Erik came to a stop. I can’t allow it to seize control of my body. That would only end in death.

“My prince,” Hailed four voices in unison. The four voices were male, Erik could tell that much instantly. If he had to guess, all four of the voices belonged to soldiers. There was something in the way soldiers projected their voices that was very distinct. He thought it came from them always fighting to be heard in the training yard and on the battlefield.

In spite of everything, Erik found himself grinning affably in an attempt to hide what he was really feeling. Where else would my feet lead me, but here, he mused as he stared at Kai’s square jawline. Kai was just where Erik had left him, standing guard in front of the door to his apartment with three other soldiers that Erik had not yet learned the names of.

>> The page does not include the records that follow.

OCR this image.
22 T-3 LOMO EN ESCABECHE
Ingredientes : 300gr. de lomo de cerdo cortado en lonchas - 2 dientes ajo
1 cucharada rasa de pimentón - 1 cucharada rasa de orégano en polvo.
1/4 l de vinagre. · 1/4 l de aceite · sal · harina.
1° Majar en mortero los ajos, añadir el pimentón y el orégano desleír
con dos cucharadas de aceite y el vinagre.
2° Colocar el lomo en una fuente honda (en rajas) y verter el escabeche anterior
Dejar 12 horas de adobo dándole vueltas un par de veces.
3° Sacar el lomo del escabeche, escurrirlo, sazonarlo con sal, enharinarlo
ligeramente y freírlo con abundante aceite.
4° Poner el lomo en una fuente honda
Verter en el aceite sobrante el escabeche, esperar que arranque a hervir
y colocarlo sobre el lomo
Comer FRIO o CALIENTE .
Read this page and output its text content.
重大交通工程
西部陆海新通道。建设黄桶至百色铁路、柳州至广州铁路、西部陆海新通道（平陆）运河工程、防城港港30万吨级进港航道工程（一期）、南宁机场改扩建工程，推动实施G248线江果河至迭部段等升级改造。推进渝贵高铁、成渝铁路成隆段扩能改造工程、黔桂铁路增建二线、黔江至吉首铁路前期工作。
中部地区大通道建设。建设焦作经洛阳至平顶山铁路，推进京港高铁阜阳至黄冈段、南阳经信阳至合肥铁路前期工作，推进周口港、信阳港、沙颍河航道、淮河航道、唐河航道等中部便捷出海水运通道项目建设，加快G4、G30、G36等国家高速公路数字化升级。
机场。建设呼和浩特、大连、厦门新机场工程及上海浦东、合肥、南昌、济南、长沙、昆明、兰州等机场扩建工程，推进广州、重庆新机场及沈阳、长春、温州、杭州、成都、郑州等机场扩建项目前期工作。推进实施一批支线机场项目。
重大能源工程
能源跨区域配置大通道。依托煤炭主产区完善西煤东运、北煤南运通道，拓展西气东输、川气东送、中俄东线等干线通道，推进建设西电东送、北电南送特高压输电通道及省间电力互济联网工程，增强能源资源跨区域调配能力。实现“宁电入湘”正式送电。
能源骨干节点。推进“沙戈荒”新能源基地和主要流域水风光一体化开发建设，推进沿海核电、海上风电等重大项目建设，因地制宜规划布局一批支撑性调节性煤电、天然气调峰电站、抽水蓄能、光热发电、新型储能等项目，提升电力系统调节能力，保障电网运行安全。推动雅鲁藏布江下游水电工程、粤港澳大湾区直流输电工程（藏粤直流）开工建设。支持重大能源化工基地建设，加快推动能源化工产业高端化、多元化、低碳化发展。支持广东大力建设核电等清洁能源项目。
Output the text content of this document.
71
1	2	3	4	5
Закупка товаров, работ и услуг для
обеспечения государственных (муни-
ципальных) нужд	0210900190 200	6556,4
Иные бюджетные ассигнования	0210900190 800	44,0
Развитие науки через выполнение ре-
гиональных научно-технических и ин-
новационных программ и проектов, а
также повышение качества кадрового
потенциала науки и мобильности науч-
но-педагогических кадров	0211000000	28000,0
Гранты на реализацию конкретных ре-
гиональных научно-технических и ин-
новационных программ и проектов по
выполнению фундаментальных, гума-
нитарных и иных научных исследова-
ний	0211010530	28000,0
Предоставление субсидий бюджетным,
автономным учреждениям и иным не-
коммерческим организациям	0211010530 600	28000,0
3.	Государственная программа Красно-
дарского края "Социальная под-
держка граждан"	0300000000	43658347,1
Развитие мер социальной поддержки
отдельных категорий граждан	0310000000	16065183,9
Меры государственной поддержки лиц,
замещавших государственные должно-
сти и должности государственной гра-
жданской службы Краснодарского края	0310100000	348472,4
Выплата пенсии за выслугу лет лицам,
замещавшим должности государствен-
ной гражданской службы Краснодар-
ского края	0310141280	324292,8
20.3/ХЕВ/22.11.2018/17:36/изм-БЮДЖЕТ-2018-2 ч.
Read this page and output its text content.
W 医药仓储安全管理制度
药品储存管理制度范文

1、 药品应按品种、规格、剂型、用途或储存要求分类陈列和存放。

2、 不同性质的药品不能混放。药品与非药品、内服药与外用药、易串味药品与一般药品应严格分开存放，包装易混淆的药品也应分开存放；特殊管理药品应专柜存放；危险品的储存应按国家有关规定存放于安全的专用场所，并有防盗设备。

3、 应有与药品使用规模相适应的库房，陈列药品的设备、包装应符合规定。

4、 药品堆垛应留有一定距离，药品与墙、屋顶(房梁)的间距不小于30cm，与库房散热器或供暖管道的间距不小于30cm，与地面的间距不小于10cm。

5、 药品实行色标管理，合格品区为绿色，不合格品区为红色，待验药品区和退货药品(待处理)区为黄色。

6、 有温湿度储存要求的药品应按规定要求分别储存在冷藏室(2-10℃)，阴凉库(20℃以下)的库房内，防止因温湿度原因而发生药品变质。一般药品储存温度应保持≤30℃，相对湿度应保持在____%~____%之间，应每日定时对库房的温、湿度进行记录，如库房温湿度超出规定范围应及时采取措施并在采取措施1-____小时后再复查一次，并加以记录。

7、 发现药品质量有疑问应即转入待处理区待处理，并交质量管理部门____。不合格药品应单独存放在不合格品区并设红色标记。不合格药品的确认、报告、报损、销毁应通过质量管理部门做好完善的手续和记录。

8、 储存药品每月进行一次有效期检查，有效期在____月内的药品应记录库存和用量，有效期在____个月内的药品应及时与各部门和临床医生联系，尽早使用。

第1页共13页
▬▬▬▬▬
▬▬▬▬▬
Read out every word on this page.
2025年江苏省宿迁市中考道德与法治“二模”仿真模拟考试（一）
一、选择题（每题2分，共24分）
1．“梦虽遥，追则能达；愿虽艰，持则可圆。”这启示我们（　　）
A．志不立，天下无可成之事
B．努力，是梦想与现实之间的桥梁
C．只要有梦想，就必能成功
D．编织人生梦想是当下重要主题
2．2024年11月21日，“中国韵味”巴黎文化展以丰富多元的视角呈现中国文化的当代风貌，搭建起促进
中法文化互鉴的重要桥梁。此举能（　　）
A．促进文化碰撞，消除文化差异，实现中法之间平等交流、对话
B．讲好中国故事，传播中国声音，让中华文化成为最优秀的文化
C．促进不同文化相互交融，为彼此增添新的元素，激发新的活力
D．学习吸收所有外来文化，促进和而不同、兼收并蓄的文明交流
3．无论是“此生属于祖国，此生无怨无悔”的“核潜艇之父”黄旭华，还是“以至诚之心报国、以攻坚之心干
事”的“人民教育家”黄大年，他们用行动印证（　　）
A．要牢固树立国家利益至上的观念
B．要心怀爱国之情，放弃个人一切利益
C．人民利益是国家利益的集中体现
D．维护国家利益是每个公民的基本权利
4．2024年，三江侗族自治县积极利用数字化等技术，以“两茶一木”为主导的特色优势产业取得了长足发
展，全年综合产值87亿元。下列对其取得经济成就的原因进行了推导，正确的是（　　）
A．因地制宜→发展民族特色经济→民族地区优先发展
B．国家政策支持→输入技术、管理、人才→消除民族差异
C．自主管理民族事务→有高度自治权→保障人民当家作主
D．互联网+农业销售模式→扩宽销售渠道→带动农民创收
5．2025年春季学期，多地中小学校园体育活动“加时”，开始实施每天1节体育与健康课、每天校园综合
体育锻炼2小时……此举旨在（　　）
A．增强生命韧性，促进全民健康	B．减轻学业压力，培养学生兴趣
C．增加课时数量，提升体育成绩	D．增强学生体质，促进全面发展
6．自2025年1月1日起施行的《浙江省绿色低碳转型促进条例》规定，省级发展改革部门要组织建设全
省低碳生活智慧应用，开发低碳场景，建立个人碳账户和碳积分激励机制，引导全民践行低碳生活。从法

“Has anyone entered?” He asked softly.

Kai’s eyebrows twitched, and his chest puffed out. “We turned everyone away who sought entry as per your orders.” His voice was a deep earthquake rumble. “My prince,” he added with a smile. The smile even seemed genuine which made Erik take pause.

“Thank you for service.” Erik thanked the men by looking them each in the eye, one by one. “But I no longer have need of you. You may return to your posts.”

Kai bowed easily, hand to heart and led his comrades away looking a little defeated. For some reason, Kai’s disappointment pulled at Erik’s heart strings. His father had always told him that good subordinates were hard to find.

“Kai,” Erik said, “wait.” Kai stopped and looked over his shoulder. “I want you come and see me tomorrow. I may have another task for you.” He finished, turning away from Kai just as his face split into a grin.

After Erik entered the anteroom of his personal apartments he bolted the heavy, iron-strapped door behind. Fewer rays of light fell into the room through the openings in the brocaded curtains that covered the arrowslits. Something hard bumped into Erik’s foot as he walked deeper into the room. He kneeled down and picked up a deformed silver pitcher etched with curling grapevines. The room was just as he had left it. The ornately worked table that once sat in the middle of the room still lay in pieces against the far wall.

Erik stood, turning away from the ruined table and the wine stained carpets with a feeling of anticipation. He felt like a condemned man on the way to his hanging with every step he took towards the bedroom door. This is it, he thought as pushed open the door.

Hanna sat with her arms and legs tied to a cushioned chair with stripes of a pink garment. Her head lay slumped forward and more golden hair had escaped her shawl to fall over her face. She lifted her head with eyes gleaming like the exposed ice of a glacier. There was more than coldness in her blue orbs, there was a promise of pain and something worse.

Erik gripped the silver pitcher he still held tighter. “Hey,” he said lamely.